Tak seperti punahnya Friendster karena datangnya format medsos baru MySpace, Facebook takkan punah dengan cepat karena beberapa alasan mendasar. Pertama, pengguna layanan sosial itu kini tercatat sebanyak 2 miliar orang, hampir seperempat penduduk dunia. Walau beberapa minggu terakhir gerakan mendelete akun Facebook ramai di berbagai medsos, tercatat dari survei lembaga Creative Strategies hanya sekitar 9 persen pemilik akun di AS menghapus dirinya dari Facebook.

Kedua, Facebook tak hanya raksasa dari dana yang terakumulasi didalamnya, tapi juga merupakan pemilik Youtube dan Whatapps, dua raksasa teknologi lainnya. Ketiganya kini adalah bagian dari kehidupan sehari-hari mayoritas orang.

Terakhir, walaupun kasus pencurian data Facebook itu sering digembar-gemborkan sebagai ancaman bagi demokrasi, tapi pertanyaan bisa dibalik, apakah demokrasi bisa berjalan dengan baik tanpa medsos?

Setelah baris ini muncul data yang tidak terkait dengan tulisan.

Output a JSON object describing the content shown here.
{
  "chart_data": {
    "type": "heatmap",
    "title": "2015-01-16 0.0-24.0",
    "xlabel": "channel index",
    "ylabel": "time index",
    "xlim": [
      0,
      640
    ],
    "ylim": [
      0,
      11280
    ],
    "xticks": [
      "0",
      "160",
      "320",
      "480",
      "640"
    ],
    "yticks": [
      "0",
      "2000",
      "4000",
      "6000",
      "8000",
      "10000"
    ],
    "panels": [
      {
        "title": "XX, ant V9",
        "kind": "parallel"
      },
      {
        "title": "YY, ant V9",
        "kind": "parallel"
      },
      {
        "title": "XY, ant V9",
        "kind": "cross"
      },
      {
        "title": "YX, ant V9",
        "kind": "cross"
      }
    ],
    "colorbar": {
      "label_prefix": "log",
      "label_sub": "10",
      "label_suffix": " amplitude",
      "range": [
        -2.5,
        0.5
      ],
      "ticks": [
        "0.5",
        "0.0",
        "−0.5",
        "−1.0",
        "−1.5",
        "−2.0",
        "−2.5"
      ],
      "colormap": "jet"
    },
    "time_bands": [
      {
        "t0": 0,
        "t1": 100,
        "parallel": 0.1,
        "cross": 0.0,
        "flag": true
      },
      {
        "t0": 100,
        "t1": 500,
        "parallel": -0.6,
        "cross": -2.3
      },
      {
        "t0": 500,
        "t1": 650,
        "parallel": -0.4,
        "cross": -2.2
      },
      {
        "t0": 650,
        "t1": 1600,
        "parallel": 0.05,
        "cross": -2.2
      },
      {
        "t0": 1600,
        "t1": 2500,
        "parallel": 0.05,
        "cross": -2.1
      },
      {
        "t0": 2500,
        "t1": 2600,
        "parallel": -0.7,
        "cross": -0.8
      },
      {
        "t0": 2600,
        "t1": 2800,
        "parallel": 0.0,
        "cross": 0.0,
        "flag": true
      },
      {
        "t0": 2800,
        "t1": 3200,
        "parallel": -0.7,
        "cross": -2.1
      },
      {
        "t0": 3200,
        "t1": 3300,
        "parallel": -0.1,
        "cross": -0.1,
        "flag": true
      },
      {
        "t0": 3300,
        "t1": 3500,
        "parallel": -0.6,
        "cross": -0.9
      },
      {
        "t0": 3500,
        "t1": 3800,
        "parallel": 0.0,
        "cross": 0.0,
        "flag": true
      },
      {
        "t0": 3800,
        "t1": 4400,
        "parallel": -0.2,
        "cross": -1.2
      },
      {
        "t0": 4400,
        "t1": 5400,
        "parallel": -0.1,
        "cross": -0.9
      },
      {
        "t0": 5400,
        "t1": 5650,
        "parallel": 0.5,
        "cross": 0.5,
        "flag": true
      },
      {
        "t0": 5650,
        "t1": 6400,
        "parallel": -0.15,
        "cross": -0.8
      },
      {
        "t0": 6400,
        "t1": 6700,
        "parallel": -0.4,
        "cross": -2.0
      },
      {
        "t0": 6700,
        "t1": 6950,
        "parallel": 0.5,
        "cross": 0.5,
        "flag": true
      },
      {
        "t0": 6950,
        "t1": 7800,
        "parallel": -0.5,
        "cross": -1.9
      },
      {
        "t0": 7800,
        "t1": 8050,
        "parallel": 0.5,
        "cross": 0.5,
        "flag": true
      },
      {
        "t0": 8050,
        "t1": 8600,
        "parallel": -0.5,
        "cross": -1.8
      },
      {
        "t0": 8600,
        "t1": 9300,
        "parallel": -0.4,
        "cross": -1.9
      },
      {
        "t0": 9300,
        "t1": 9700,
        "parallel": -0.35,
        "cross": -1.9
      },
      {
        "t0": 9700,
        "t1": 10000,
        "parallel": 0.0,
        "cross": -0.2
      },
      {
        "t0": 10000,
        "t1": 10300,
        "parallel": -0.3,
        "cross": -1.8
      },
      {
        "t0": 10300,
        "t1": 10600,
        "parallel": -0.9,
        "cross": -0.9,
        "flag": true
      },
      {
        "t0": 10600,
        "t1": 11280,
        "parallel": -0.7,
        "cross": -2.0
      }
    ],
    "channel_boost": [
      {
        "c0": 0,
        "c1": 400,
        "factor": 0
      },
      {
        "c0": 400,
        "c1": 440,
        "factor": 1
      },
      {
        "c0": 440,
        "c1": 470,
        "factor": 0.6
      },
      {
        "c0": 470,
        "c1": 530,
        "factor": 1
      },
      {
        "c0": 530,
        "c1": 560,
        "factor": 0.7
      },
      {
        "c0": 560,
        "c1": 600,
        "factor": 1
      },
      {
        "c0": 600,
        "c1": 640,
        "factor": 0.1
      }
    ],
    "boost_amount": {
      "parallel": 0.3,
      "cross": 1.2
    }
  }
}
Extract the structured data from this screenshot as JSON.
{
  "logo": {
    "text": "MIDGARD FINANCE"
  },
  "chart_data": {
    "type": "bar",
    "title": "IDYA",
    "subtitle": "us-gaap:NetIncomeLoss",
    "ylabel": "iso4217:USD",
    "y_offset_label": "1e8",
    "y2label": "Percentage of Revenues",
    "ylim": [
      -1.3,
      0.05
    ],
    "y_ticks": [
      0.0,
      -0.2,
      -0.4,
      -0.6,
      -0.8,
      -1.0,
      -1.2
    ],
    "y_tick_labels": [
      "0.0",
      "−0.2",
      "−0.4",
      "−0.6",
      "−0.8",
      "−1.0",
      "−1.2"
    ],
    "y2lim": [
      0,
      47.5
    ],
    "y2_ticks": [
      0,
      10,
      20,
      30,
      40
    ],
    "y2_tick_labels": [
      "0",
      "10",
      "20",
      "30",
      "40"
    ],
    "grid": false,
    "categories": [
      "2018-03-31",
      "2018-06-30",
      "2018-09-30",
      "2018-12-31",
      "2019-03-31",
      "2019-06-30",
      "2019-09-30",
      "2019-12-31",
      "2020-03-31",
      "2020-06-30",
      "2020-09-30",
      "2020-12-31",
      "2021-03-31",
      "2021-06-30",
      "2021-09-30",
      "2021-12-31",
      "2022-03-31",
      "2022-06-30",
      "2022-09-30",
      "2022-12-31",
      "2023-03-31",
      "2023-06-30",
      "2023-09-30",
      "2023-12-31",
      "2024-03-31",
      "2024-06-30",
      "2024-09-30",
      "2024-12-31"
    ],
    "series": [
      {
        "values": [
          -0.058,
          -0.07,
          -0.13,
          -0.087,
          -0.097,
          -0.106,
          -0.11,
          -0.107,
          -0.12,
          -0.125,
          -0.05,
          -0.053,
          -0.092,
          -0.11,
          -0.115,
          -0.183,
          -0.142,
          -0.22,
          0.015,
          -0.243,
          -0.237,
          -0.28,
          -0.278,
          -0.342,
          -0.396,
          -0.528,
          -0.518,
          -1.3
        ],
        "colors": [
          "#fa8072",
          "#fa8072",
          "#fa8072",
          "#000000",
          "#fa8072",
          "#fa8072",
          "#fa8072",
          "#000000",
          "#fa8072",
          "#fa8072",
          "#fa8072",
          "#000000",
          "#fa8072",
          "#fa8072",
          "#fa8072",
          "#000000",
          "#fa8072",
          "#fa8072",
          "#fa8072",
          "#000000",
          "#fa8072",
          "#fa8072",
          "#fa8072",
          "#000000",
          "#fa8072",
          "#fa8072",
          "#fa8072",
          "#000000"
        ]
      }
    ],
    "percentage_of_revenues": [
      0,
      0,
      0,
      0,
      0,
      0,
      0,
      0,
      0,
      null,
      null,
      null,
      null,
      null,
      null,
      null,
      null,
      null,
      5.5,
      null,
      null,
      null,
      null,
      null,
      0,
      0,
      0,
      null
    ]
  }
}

Seperti ditulis Jakob Ohme dalam theconversation.com (Facebook is now a vital part of our democracy), Facebook dan beberapa platform medsos lain kini memainkan peranan utama dalam kehidupan politik kini. Banyak warga negara kini menyandarkan berita-berita hariannya justru dari medsos, di saat sama ketika jumlah sirkulasi media cetak terus turun dan rating siaran berita di televisi stagnan. Bagi generasi muda yang lahir bersama internet, kenyataan ini bahkan begitu nyata; mereka hidup di dunia di mana berita bukanlah suatu yang harus dicari, berita yang aakan mendatangai mereka. Lagi-lagi bersandar pada mekanisme medsos.

Medsos kini juga menjadi ruang penting untuk berpolitik, diskusi, dan menjalin gerakan. Para tokoh politik kini juga menggunakan medsos bagian penting dari strategi kampanyenya.